Fiscal year 2020 budget ordinances introduced at City Council

Ald.+Eleanor+Revelle+%287th%29.+City+Council+introduced+a+slew+of+ordinances+as+the+city+prepares+to+pass+its+2020+budget.

Joshua Irvine/Daily Senior Staffer

Ald. Eleanor Revelle (7th). City Council introduced a slew of ordinances as the city prepares to pass its 2020 budget.

Joshua Irvine, Reporter

Aldermen introduced a host of ordinances Monday in a push to finalize the city’s 2020 budget before the end of the year.

With only two City Council sessions remaining, aldermen moved to introduce several tax levies as well as an overall approval of the budget for fiscal year 2020. The latter ordinance includes several revisions implemented since the budget was first proposed, including reductions on projected parking ticket revenue and the movement of a quarter million dollars to a newly created reparations fund.

Projected expenditures now sit at $321 million, up from $317 million in the original proposal.

Ald. Eleanor Revelle (7th) pushed to suspend a proposed increase of parking rates on Central Street, though it was shot down by council. Revelle had previously voiced concerns with the rate increase and suggested the decision would harm businesses and drive consumers to nearby Wilmette.

Ald. Donald Wilson (4th) said he had heard similar concerns from business owners in his ward, adding that it was unfair for City Council to prioritize certain business districts.

Ald. Cicely Fleming (9th) said she had also heard complaints from residents about the higher rates but balked when interim city manager Erika Storlie said eliminating the increase would cost the city up to $1.9 million.

“That’s big,” Fleming said. “I don’t have a replacement for that.”

A movement to remove the increase failed 7-2, with only Ald. Tom Suffredin (6th) backing Revelle.

Ald. Judy Fiske (1st) criticized the city for “nickel-and-diming” residents and said the council needed to “think holistically” to improve the city’s finances. However, she still voted in favor of the increase.
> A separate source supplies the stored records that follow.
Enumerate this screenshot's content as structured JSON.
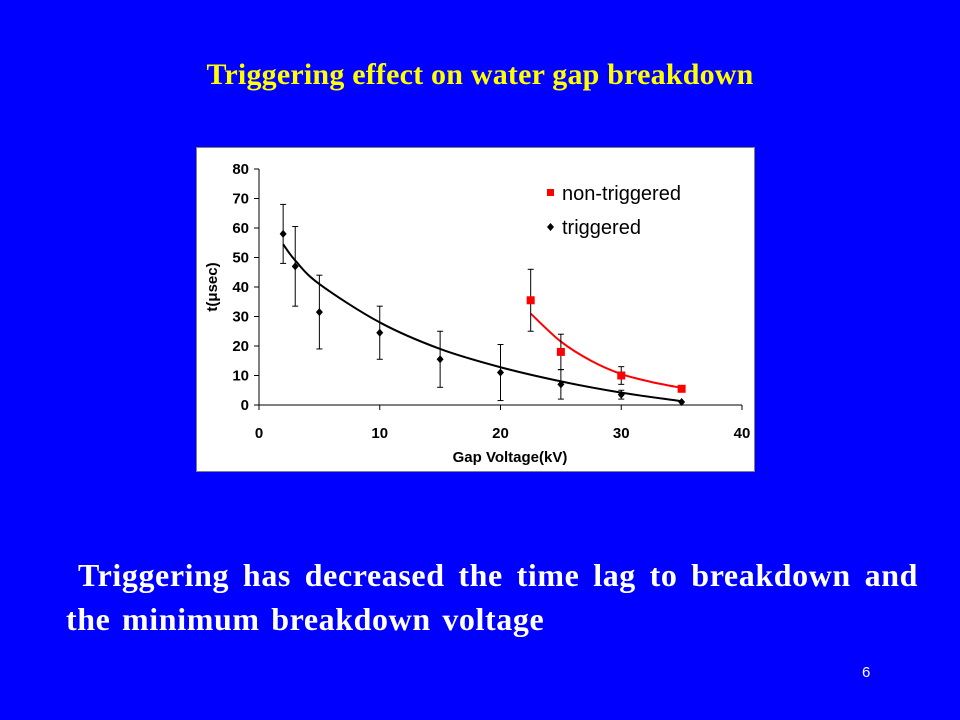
{
  "slide": {
    "title": "Triggering effect on water gap breakdown",
    "body": "Triggering has decreased the time lag to breakdown and the minimum breakdown voltage",
    "page_number": "6",
    "colors": {
      "background": "#0000ff",
      "title": "#ffff00",
      "body_text": "#ffffff"
    }
  },
  "chart_data": {
    "type": "scatter",
    "xlabel": "Gap Voltage(kV)",
    "ylabel": "t(μsec)",
    "xlim": [
      0,
      40
    ],
    "ylim": [
      0,
      80
    ],
    "xticks": [
      0,
      10,
      20,
      30,
      40
    ],
    "yticks": [
      0,
      10,
      20,
      30,
      40,
      50,
      60,
      70,
      80
    ],
    "xtick_labels": [
      "0",
      "10",
      "20",
      "30",
      "40"
    ],
    "ytick_labels": [
      "0",
      "10",
      "20",
      "30",
      "40",
      "50",
      "60",
      "70",
      "80"
    ],
    "grid": false,
    "legend_position": "top-right",
    "series": [
      {
        "name": "non-triggered",
        "marker": "square",
        "color": "#ff0000",
        "points": [
          {
            "x": 22.5,
            "y": 35.5,
            "err": 10.5
          },
          {
            "x": 25,
            "y": 18,
            "err": 6
          },
          {
            "x": 30,
            "y": 10,
            "err": 3
          },
          {
            "x": 35,
            "y": 5.5,
            "err": 0
          }
        ],
        "trend": {
          "x_from": 22.5,
          "x_to": 35,
          "x": [
            22.5,
            25,
            27.5,
            30,
            32.5,
            35
          ],
          "y": [
            31,
            21.5,
            15,
            10.5,
            7.8,
            5.8
          ]
        }
      },
      {
        "name": "triggered",
        "marker": "diamond",
        "color": "#000000",
        "points": [
          {
            "x": 2,
            "y": 58,
            "err": 10
          },
          {
            "x": 3,
            "y": 47,
            "err": 13.5
          },
          {
            "x": 5,
            "y": 31.5,
            "err": 12.5
          },
          {
            "x": 10,
            "y": 24.5,
            "err": 9
          },
          {
            "x": 15,
            "y": 15.5,
            "err": 9.5
          },
          {
            "x": 20,
            "y": 11,
            "err": 9.5
          },
          {
            "x": 25,
            "y": 7,
            "err": 5
          },
          {
            "x": 30,
            "y": 3.5,
            "err": 1.5
          },
          {
            "x": 35,
            "y": 1,
            "err": 0
          }
        ],
        "trend": {
          "x_from": 2,
          "x_to": 35,
          "x": [
            2,
            3,
            5,
            10,
            15,
            20,
            25,
            30,
            35
          ],
          "y": [
            54.5,
            49,
            41,
            28,
            19,
            12.8,
            8,
            4.2,
            1.3
          ]
        }
      }
    ]
  }
}
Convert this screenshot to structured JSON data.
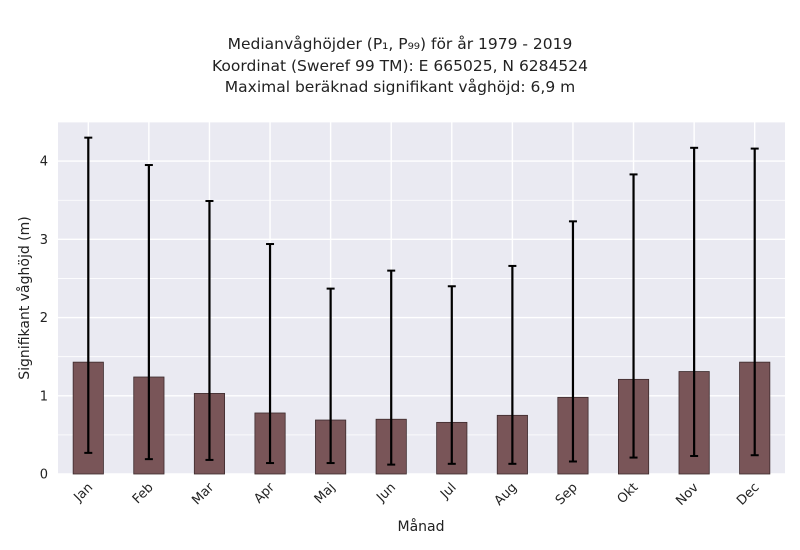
{
  "chart_data": {
    "type": "bar",
    "title_lines": [
      "Medianvåghöjder (P₁, P₉₉) för år 1979 - 2019",
      "Koordinat (Sweref 99 TM): E 665025, N 6284524",
      "Maximal beräknad signifikant våghöjd: 6,9 m"
    ],
    "xlabel": "Månad",
    "ylabel": "Signifikant våghöjd (m)",
    "categories": [
      "Jan",
      "Feb",
      "Mar",
      "Apr",
      "Maj",
      "Jun",
      "Jul",
      "Aug",
      "Sep",
      "Okt",
      "Nov",
      "Dec"
    ],
    "values": [
      1.43,
      1.24,
      1.03,
      0.78,
      0.69,
      0.7,
      0.66,
      0.75,
      0.98,
      1.21,
      1.31,
      1.43
    ],
    "error_low": [
      0.27,
      0.19,
      0.18,
      0.14,
      0.14,
      0.12,
      0.13,
      0.13,
      0.16,
      0.21,
      0.23,
      0.24
    ],
    "error_high": [
      4.3,
      3.95,
      3.49,
      2.94,
      2.37,
      2.6,
      2.4,
      2.66,
      3.23,
      3.83,
      4.17,
      4.16
    ],
    "yticks": [
      0,
      1,
      2,
      3,
      4
    ],
    "ylim": [
      0,
      4.5
    ],
    "grid": true,
    "colors": {
      "bar": "#795558",
      "bar_edge": "#3c2a2c",
      "error": "#000000",
      "background": "#eaeaf2",
      "grid": "#ffffff"
    }
  }
}
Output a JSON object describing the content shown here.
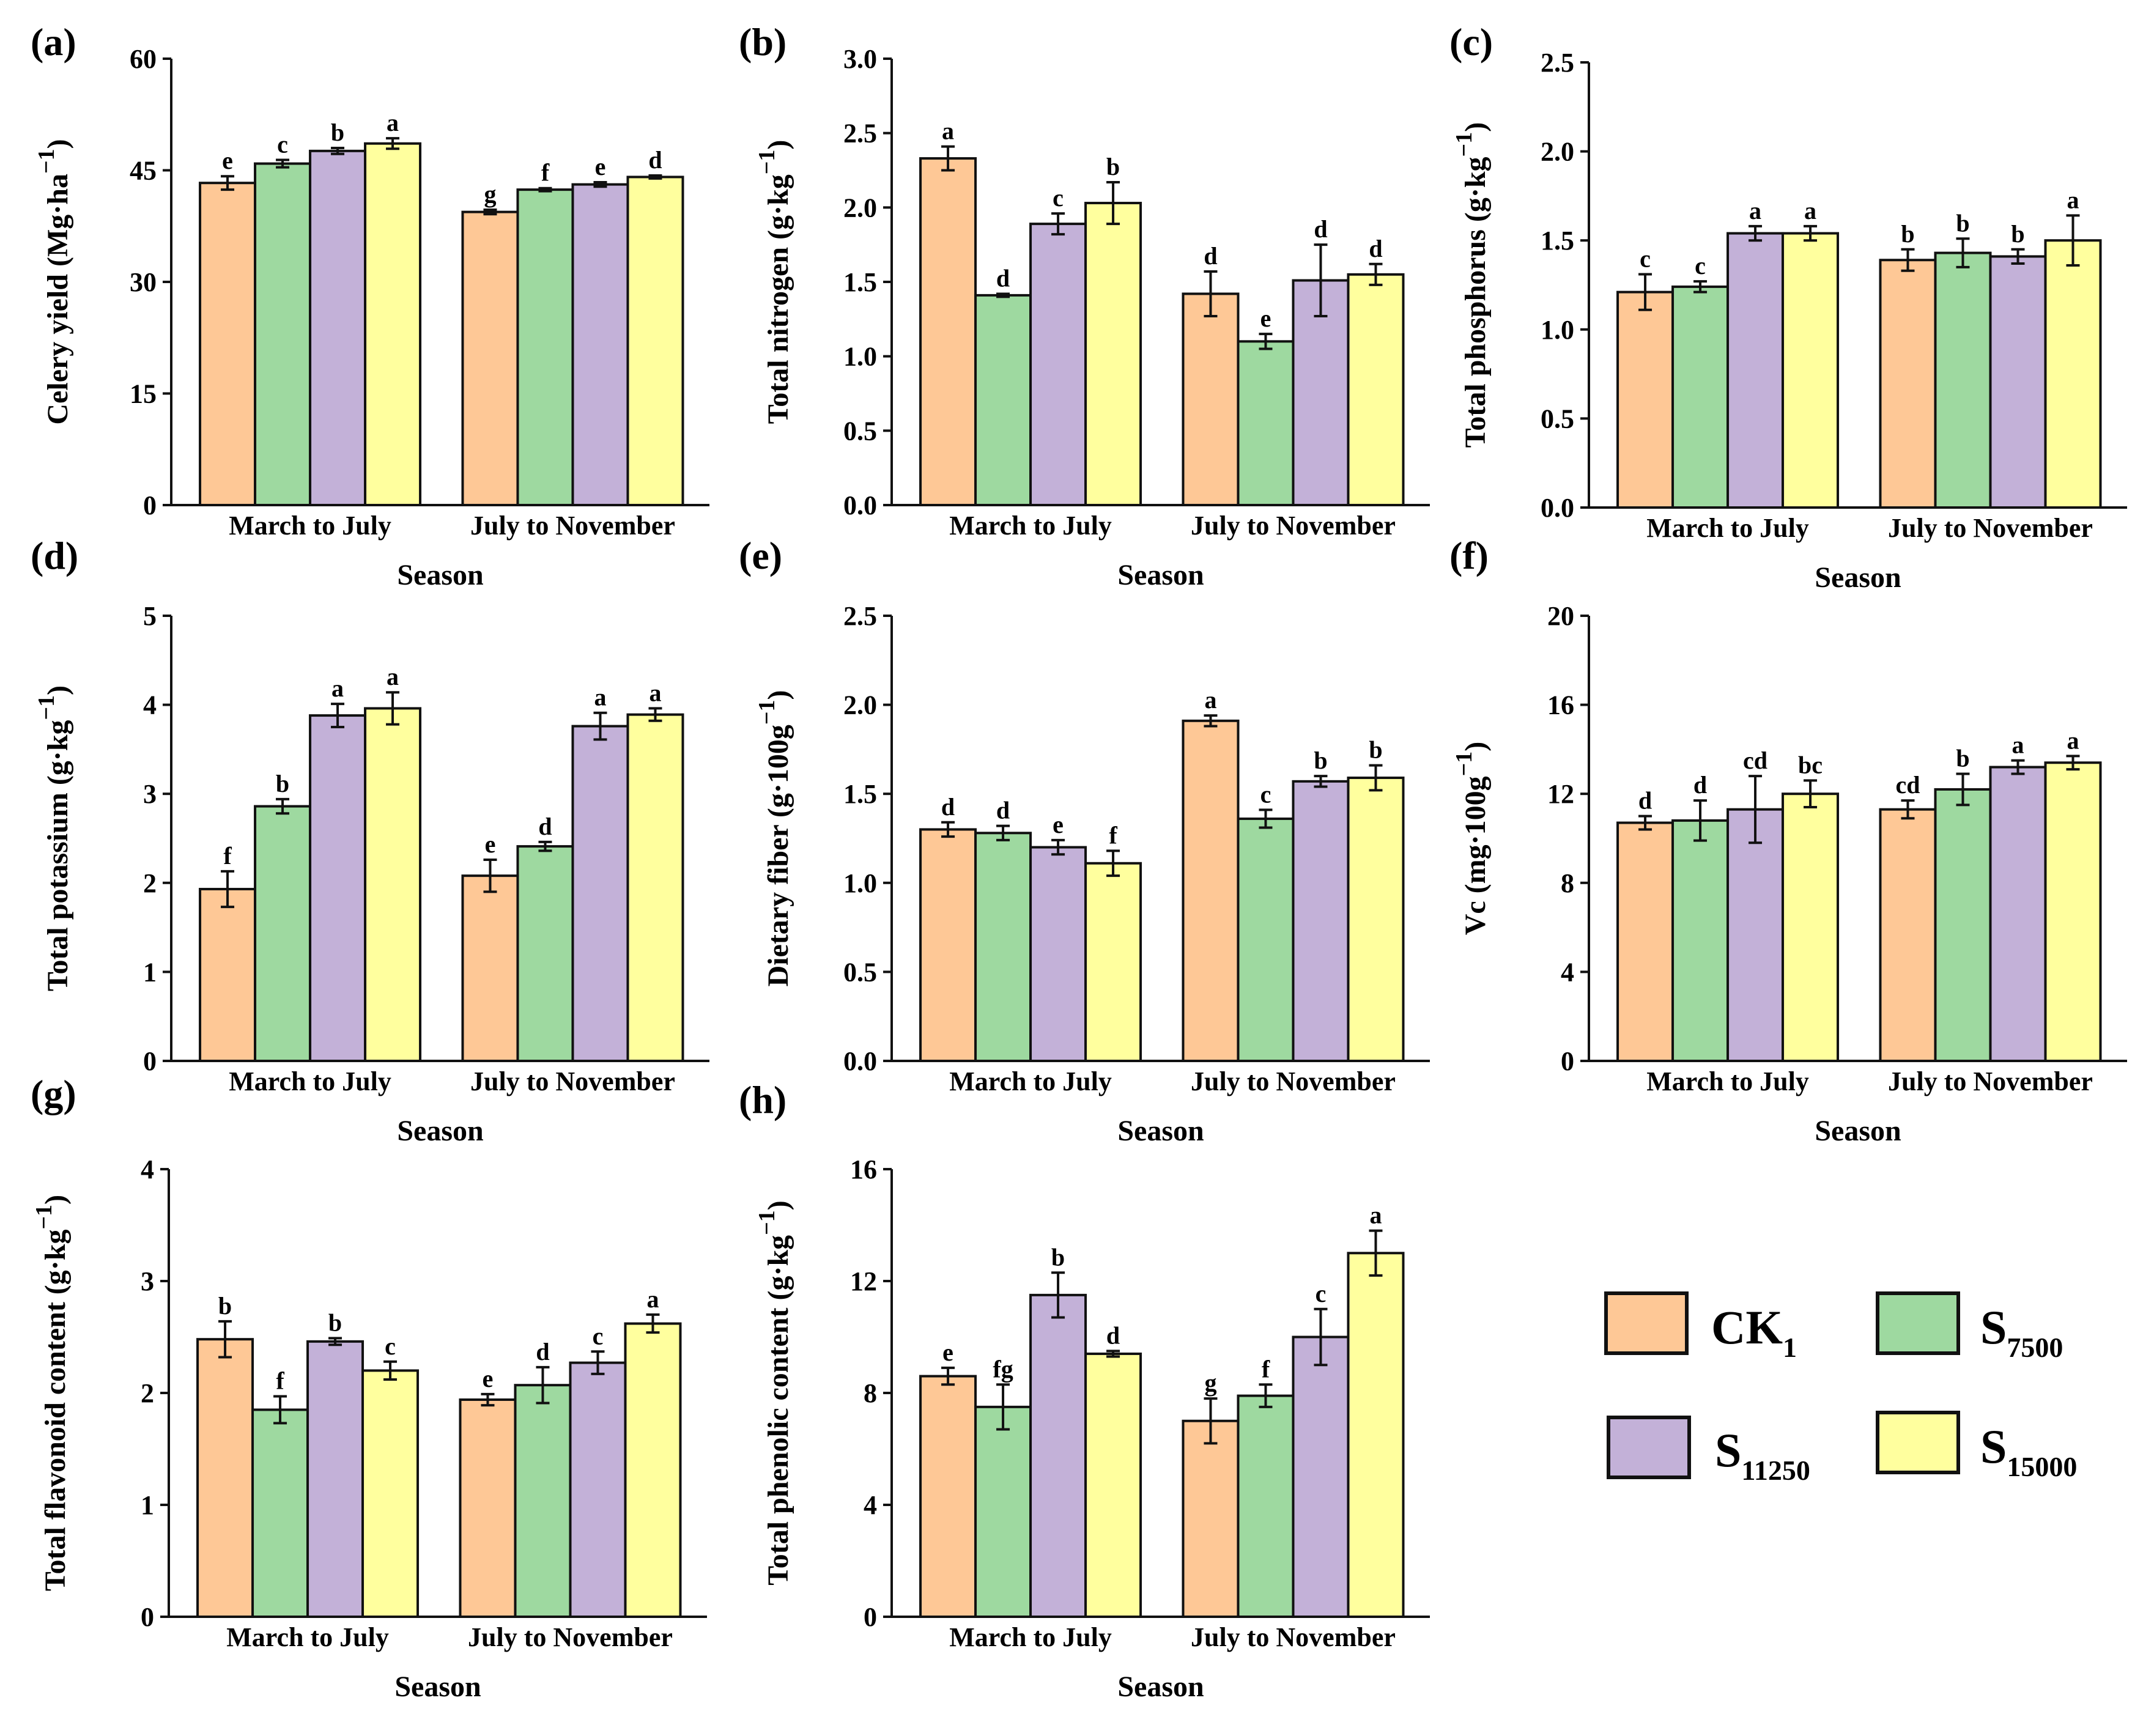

“Going forward,” Fiske said, “let’s try and look at things from a larger picture.”

A few issues remained unresolved at the close of discussion. The new budget projected revenues from a recently approved measure to begin hosting professional events at Welsh-Ryan Arena, but Ald. Ann Rainey (8th) said the city should establish clear rules for taxing nonprofits like Northwestern. Wilson said the issue should constitute its own ordinance, and no further action was taken.

A final version of the vacant property tax discussed on Nov. 11 was still missing. Community development director Johanna Leonard said at that meeting that city staff were still examining revenue projections based on suggestions by Wilson.

On Monday, Ald. Robin Rue Simmons (5th) and Rainey scored a victory with the allocation of a projected $250,000 from the city’s recreational cannabis tax toward reparations for black residents. The cannabis tax will go into effect July 1, Storlie said. The aldermen encouraged residents to donate to the fund, to which the city has pledged $10 million.

“All amounts are accepted – including $10 million,” Rue Simmons said.

A slew of ordinances implementing property tax levies and tax abatements were introduced without discussion. Aldermen must vote on the budget, levies and abatements before the end of the year.